Founding Member Spotlight
Vicinity Energy
Vicinity Energy produces and distributes steam, hot water, and chilled water to over 230 million square feet (nearly eight square miles) of building space nationwide via a series of district energy systems in major U.S. cities, including Philadelphia, Boston, Cambridge, and Baltimore. Used in heating, cooling, and processes like sterilization and humidification, district energy eliminates the need for boiler and chiller plants in individual buildings. The energy is centrally produced and distributed to buildings nearby via underground pipes. This aggregation of energy production is much more energy efficient, while also cutting carbon emissions and increasing reliability.
Why did you become a founding member?
Because we share alignment in our mutual goal to #KeepPhillyGreen.
What does a circular economy mean to your company?

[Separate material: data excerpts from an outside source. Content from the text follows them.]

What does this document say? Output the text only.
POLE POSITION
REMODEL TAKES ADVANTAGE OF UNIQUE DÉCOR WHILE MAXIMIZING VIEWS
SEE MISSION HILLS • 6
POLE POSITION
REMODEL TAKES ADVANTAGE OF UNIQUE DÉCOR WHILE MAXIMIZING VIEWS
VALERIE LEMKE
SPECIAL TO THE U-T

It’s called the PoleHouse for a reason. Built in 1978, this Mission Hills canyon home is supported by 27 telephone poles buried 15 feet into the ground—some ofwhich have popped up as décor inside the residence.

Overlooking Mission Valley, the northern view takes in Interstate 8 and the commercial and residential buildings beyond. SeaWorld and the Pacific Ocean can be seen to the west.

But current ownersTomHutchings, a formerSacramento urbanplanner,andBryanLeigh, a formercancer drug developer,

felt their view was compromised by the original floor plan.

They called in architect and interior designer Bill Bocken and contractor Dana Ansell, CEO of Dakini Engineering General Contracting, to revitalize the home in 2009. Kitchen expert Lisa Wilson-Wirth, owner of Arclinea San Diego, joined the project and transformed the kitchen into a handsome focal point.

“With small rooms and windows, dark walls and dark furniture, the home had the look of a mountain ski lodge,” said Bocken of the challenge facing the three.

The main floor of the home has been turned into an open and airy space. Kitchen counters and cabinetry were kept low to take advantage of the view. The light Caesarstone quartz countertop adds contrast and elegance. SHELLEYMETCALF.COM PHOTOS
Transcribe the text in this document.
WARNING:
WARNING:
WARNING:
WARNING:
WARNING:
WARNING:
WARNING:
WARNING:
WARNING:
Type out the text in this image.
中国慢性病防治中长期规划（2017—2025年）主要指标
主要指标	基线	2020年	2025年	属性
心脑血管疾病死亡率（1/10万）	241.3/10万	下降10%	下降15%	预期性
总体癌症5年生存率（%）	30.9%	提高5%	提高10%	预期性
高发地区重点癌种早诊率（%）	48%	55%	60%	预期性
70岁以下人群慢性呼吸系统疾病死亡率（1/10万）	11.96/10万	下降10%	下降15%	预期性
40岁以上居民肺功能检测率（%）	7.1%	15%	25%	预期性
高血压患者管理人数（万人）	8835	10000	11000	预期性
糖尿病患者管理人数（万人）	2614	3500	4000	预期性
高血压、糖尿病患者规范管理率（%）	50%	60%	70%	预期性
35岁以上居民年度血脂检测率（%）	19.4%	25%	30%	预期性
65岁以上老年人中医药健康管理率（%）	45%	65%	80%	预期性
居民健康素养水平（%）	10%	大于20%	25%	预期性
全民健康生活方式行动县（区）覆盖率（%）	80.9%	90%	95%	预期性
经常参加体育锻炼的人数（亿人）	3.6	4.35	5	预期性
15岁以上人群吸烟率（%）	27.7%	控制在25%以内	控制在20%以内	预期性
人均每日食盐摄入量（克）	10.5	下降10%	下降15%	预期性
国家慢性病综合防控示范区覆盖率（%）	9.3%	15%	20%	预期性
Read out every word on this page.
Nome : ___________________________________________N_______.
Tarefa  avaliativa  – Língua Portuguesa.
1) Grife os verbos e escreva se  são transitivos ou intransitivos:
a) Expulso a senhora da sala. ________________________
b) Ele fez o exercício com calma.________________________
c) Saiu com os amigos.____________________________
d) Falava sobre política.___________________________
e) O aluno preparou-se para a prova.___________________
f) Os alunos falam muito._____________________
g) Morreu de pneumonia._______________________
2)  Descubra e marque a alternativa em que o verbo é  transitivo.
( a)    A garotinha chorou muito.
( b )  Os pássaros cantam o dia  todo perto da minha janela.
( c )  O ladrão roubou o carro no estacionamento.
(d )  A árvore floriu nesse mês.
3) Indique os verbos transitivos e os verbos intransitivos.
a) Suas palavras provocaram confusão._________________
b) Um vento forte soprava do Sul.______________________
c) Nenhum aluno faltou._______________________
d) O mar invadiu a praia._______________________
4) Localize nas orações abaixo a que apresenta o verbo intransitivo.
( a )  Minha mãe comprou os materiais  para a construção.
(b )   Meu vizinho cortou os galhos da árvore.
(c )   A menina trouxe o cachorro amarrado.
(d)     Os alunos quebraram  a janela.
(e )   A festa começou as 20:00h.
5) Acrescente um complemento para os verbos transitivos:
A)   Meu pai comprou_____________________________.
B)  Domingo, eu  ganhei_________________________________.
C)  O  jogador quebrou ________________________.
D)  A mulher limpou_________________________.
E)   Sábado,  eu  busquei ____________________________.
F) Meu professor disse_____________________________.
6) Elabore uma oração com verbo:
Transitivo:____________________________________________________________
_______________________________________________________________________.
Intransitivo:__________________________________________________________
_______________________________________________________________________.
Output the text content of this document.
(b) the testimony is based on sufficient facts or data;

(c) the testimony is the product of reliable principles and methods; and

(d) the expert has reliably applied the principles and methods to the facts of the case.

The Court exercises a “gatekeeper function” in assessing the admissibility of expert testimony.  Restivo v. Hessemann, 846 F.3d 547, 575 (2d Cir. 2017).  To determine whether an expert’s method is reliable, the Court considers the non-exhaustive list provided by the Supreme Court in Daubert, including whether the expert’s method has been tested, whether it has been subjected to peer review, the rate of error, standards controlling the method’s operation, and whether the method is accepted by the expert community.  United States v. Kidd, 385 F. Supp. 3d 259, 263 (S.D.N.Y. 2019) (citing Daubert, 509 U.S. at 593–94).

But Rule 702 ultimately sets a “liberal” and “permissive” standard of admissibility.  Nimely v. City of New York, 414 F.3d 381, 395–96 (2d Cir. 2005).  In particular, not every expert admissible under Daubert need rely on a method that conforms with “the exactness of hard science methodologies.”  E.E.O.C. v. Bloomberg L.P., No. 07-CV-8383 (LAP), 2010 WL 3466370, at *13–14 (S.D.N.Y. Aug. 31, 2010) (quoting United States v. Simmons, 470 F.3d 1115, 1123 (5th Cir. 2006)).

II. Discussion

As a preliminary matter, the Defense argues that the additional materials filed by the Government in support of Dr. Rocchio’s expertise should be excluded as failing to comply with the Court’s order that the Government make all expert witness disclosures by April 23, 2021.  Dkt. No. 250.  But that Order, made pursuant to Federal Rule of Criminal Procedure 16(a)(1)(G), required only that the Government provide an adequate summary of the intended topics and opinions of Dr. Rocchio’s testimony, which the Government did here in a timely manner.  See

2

Vicinity aims to reduce, reuse and recycle waste in everything that we do. The concept of the circular economy is embedded in our operations and how we approach our business. By reintroducing wastes into the production of useful assets – such as repurposing waste cooking oil into renewable heating oil – we intend to convert wastes into resources, instead of disposing of them. This commitment to reduce waste is incorporated in our Clean Energy Future plan to reach net zero carbon emissions across all our operations by 2050. Learn more on our website.
How is your company practicing circularity?
Vicinity has partnered with a company to integrate LR100™, a unique biogenic fuel derived from waste vegetable oil and fats discarded by the food service industry, into its fuel mix to replace its back-up supply of conventional fuel oil use. The project, which has already begun in Philadelphia as of spring 2021, is creating a more sustainable environment for the community and offering a circular solution. The wastes discarded by Philadelphia’s local restaurants are now being used to heat and cool businesses and institutions in the same city. In other words, Philadelphians’ french fries are being turned into fuel that powers many of the city’s own businesses.
Rising global temperatures and growing landfills underscore the climate crisis currently facing society. In an effort to combat the climate crisis and create a more sustainable community in Philadelphia (and soon in many other major U.S. cities), the project reduces not just one, but two harmful pollutants: carbon emissions and waste grease that often clogs sewers in the form of “fatbergs.”
Fatbergs are giant masses of coagulated waste oil, fats, and other detritus that form in sewers and clog water systems, resulting in loss of service, plus major sanitation and potential environmental issues. By collecting grease that would normally pose a major problem for cities and putting it to use as fuel, the project reduces the environmental impact of the city’s food industry, saves restaurants money on disposal fees and, converts a former waste stream into a useful energy source.
The second pollutant tackled by the project is carbon emissions. LR100™, the biogenic fuel created from restaurant waste oil, is a carbon-neutral fuel, and thus greatly reduces the carbon footprint in the city of Philadelphia. Reducing greenhouse gas emissions is a critical step in combating climate change and preserving the planet for future generations. Not only does it create a healthier climate, but it also improves local air quality. As a result of their work, Vicinity is helping to create a better, healthier, more sustainable Philadelphia community.
This project will effectively cut Philadelphia’s carbon emissions by 12,200 tons (the equivalent of removing 2,650 cars from the city’s roads) annually. By reducing greenhouse gas emissions by over 80% as opposed to distillate fuel, the project dramatically improves local air quality through reductions in nitrogen oxides, sulfur oxides, and particulate emissions compared to traditional heavy fuel oils. It will also recycle 600,000 gallons of food service industry waste oil into energy—oil that would otherwise be discarded into landfills or city sewers.
How can others advance the circular economy?
By helping to shift people’s thinking from a linear into a circular approach, we can collectively drive our society away from a take-make-waste model into a circular economy of recycling, reusing and repurposing our earth’s finite resources.